Even aside from the convenience of having an additional descriptor to my prevalent first name, being Katie Redmond has always meant a lot to me. Back when my grandfather was born, his parents’ last name was Redmon – no “d” – but the nurse filling out his birth certificate misspelled his name, and thus “Redmond” was born. He tried changing his name once he joined the Navy and then again when he went to college, but it was a fruitless effort, and after so may years of having the last name of Redmond, he just went with it. My grandfather’s son – my dad – is the only son in a family with four daughters, and he just so happened to have two daughters himself. Not to get all patriarchal here, but since the moment I learned that wives take their husband’s last name, I’ve grieved over the fact that the Redmond name dies with my sister and me. It’s more than just a last name, it’s my family’s history.

So while I my excitement grew as my wedding day got closer last spring, so did my hesitation. I didn’t want to trade in my name for a new one, even though it belonged to the man I love. I liked my name, and I felt like it was a part of my identity.
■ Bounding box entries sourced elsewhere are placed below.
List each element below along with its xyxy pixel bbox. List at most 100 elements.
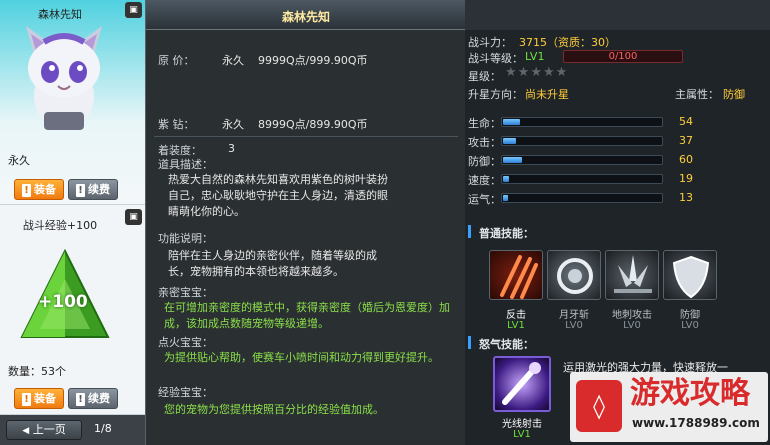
stat-value: 19 (679, 172, 693, 185)
section-marker (468, 336, 471, 349)
equip-count-value: 3 (228, 142, 235, 155)
watermark-url: www.1788989.com (632, 416, 760, 430)
exp-bar-text: 0/100 (608, 51, 638, 62)
function-text: 陪伴在主人身边的亲密伙伴，随着等级的成长，宠物拥有的本领也将越来越多。 (168, 249, 377, 278)
function-label: 功能说明： (158, 232, 213, 245)
stat-label: 攻击： (468, 136, 501, 149)
exp-amount-text: +100 (38, 292, 88, 312)
spike-icon (614, 255, 652, 293)
renew-button[interactable]: ! 续费 (68, 388, 118, 409)
item-card-exp[interactable]: 战斗经验+100 ▣ +100 数量：53个 ! 装备 ! 续费 (0, 205, 145, 415)
skill-level: LV0 (565, 320, 583, 331)
renew-button[interactable]: ! 续费 (68, 179, 118, 200)
attribute-label: 主属性： (675, 88, 719, 101)
star-rating: ★★★★★ (505, 65, 568, 80)
lock-icon[interactable]: ▣ (125, 2, 142, 18)
exp-bar: 0/100 (563, 50, 683, 63)
item-title: 战斗经验+100 (22, 219, 98, 232)
laser-icon (502, 362, 541, 405)
diamond-price-term: 永久 (222, 118, 244, 131)
pet-stats-panel: 战斗力： 3715（资质：30） 战斗等级： LV1 0/100 星级： ★★★… (465, 0, 770, 445)
original-price-value: 9999Q点/999.90Q币 (258, 54, 368, 67)
diamond-price-value: 8999Q点/899.90Q币 (258, 118, 368, 131)
item-quantity: 数量：53个 (8, 365, 66, 378)
watermark-title: 游戏攻略 (630, 376, 750, 411)
rage-skill-level: LV1 (513, 429, 531, 440)
watermark-logo-icon: ◊ (576, 380, 622, 432)
exp-label: 经验宝宝： (158, 386, 213, 399)
rage-skills-label: 怒气技能： (479, 338, 534, 351)
diamond-price-label: 紫 钻： (158, 118, 195, 131)
star-label: 星级： (468, 70, 501, 83)
prev-page-button[interactable]: ◀ 上一页 (6, 420, 82, 440)
exp-text: 您的宠物为您提供按照百分比的经验值加成。 (164, 403, 384, 416)
stat-label: 速度： (468, 174, 501, 187)
pet-avatar (26, 26, 102, 130)
pager: ◀ 上一页 1/8 (0, 415, 145, 445)
stat-value: 60 (679, 153, 693, 166)
item-card-pet[interactable]: 森林先知 ▣ 永久 ! 装备 ! 续费 (0, 0, 145, 205)
equip-button[interactable]: ! 装备 (14, 388, 64, 409)
stat-bar (501, 193, 663, 203)
level-label: 战斗等级： (468, 52, 523, 65)
stat-bar-fill (503, 176, 509, 182)
item-list: 森林先知 ▣ 永久 ! 装备 ! 续费 战斗经验+100 ▣ +100 数量：5… (0, 0, 145, 445)
stat-bar-fill (503, 195, 508, 201)
lock-icon[interactable]: ▣ (125, 209, 142, 225)
claw-icon (500, 255, 538, 299)
stat-bar-fill (503, 157, 522, 163)
stats-top-bar (465, 0, 770, 30)
skill-name: 防御 (680, 310, 700, 321)
item-title: 森林先知 (38, 8, 82, 21)
item-detail-panel: 森林先知 原 价： 永久 9999Q点/999.90Q币 紫 钻： 永久 899… (145, 0, 466, 445)
title-bar: 森林先知 (146, 0, 466, 30)
crescent-icon (557, 258, 593, 294)
desc-text: 热爱大自然的森林先知喜欢用紫色的树叶装扮自己，忠心耿耿地守护在主人身边，清透的眼… (168, 173, 388, 218)
equip-button[interactable]: ! 装备 (14, 179, 64, 200)
stat-bar (501, 117, 663, 127)
power-label: 战斗力： (468, 36, 512, 49)
skill-slot[interactable] (489, 250, 543, 300)
skill-level: LV0 (623, 320, 641, 331)
star-icon: ★ (517, 65, 530, 80)
star-icon: ★ (530, 65, 542, 80)
desc-label: 道具描述： (158, 158, 213, 171)
attribute-value: 防御 (723, 88, 745, 101)
fire-label: 点火宝宝： (158, 336, 213, 349)
page-indicator: 1/8 (94, 422, 112, 435)
stat-bar (501, 155, 663, 165)
section-marker (468, 225, 471, 238)
stat-bar-fill (503, 138, 516, 144)
original-price-label: 原 价： (158, 54, 195, 67)
shield-icon (672, 255, 710, 299)
skill-name: 地刺攻击 (612, 310, 652, 321)
star-icon: ★ (555, 65, 568, 80)
upgrade-label: 升星方向： (468, 88, 523, 101)
skill-slot[interactable] (605, 250, 659, 300)
stat-value: 13 (679, 191, 693, 204)
upgrade-value: 尚未升星 (525, 88, 569, 101)
rage-skill-name: 光线射击 (502, 419, 542, 430)
stat-label: 运气： (468, 193, 501, 206)
skill-slot[interactable] (547, 250, 601, 300)
intimacy-text: 在可增加亲密度的模式中，获得亲密度（婚后为恩爱度）加成，该加成点数随宠物等级递增… (164, 301, 450, 330)
normal-skills-label: 普通技能： (479, 227, 534, 240)
intimacy-label: 亲密宝宝： (158, 286, 213, 299)
skill-name: 月牙斩 (559, 310, 589, 321)
caret-left-icon: ◀ (22, 426, 30, 436)
skill-slot[interactable] (663, 250, 717, 300)
skill-name: 反击 (506, 310, 526, 321)
item-duration: 永久 (8, 154, 30, 167)
stat-label: 防御： (468, 155, 501, 168)
watermark: ◊ 游戏攻略 www.1788989.com (570, 372, 768, 442)
power-value: 3715（资质：30） (519, 36, 616, 49)
star-icon: ★ (505, 65, 517, 80)
stat-label: 生命： (468, 117, 501, 130)
fire-text: 为提供贴心帮助，使赛车小喷时间和动力得到更好提升。 (164, 351, 439, 364)
stat-bar (501, 136, 663, 146)
star-icon: ★ (542, 65, 555, 80)
stat-value: 37 (679, 134, 693, 147)
stat-bar (501, 174, 663, 184)
item-detail-title: 森林先知 (281, 10, 330, 24)
rage-skill-slot[interactable] (493, 356, 551, 412)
And in changing my name, it sort of felt like I was shedding off my identity, my family, my history. Bleak, I know.

But as I filled out the Social Security name change form, I realized that I didn’t have to erase any part of me – I could just add on.

Instead of removing any of my given names, I tacked a new last name onto the end. I now have four names, like a princess or someone from a Hispanic nation. And I love it! While Redmond isn’t officially my last name anymore, I still write it into every form I fill out. I haven’t erased my history, I’ve increased it. I’m Katie Redmond Buntin, and I have let nothing go.